June 29th Gap Fill Ahead?

Several of the major indices I follow (SPY, QQQQ, and DIA) have moved ever closer to closing the gap that was established on 6/29. IWM, well, it is a different story. The divergence from the other major benchmarks has been somewhat puzzling, but I still think the gap will eventually close before any significant decline occurs.

In yesterday’s post I mentioned several reasons why I think the market was headed higher over the short-term.

  1. The large gap in all of the major indices (plus almost all sector ETFs) from 6/29 has yet to close
  2. All of the major indexes have moved into a short-term oversold extreme (just look at the RSI (2) readings)
  3. Read the first link from my aforementioned links. Serge is right on in my opinion.
  4. Lastly, the start of the second half brings in retirement funds, etc. Furthermore, the Nasdaq’s 12-day mid-year rally begins in late June and conveniently ends on July 13th. According to the Stock Trader’s Almanac the average gain for the 12-day mid-year tech rally is 3.2% versus the 0.1% for July as a whole. Moreover, the Almanac states to watch for “huge market gyrations” after July 4th “both up and down”.

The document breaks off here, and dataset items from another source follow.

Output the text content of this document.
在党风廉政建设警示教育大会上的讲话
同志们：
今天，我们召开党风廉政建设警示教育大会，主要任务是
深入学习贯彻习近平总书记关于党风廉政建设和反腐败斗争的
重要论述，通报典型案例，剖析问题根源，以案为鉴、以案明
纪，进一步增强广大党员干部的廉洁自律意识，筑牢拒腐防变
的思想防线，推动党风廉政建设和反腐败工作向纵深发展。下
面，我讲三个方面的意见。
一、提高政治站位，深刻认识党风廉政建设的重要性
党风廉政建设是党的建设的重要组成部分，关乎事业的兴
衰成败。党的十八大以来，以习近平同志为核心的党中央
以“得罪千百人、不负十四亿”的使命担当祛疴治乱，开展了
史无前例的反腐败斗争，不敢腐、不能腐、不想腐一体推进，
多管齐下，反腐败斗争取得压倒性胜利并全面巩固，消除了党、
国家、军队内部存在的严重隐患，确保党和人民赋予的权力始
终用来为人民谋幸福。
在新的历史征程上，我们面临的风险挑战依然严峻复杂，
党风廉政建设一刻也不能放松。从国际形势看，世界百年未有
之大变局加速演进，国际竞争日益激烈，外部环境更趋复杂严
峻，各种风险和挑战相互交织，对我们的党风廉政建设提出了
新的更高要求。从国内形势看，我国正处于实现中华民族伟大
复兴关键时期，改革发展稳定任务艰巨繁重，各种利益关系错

Today the market rallied hard and has moved into a short-term overbought state so I would not be surprised to see a slight pullback before the short-term advance continues. However, I also would not be surprised to see a gap up at the open that closes most of the gaps (the one exception IWM) from 6/29.

If a gap higher does occur I plan on taking off most (if not all) of my positions – IWM included. Right now I have a nice gain, so I want to lock in some profits, particularly if the 6/29 gaps are closed.

This is the levels I am looking at for closing out my established positions:

  • SPY – $107.14
  • IWM – $63.91
  • QQQQ – $44.81

I hope all of you have a wonderful evening.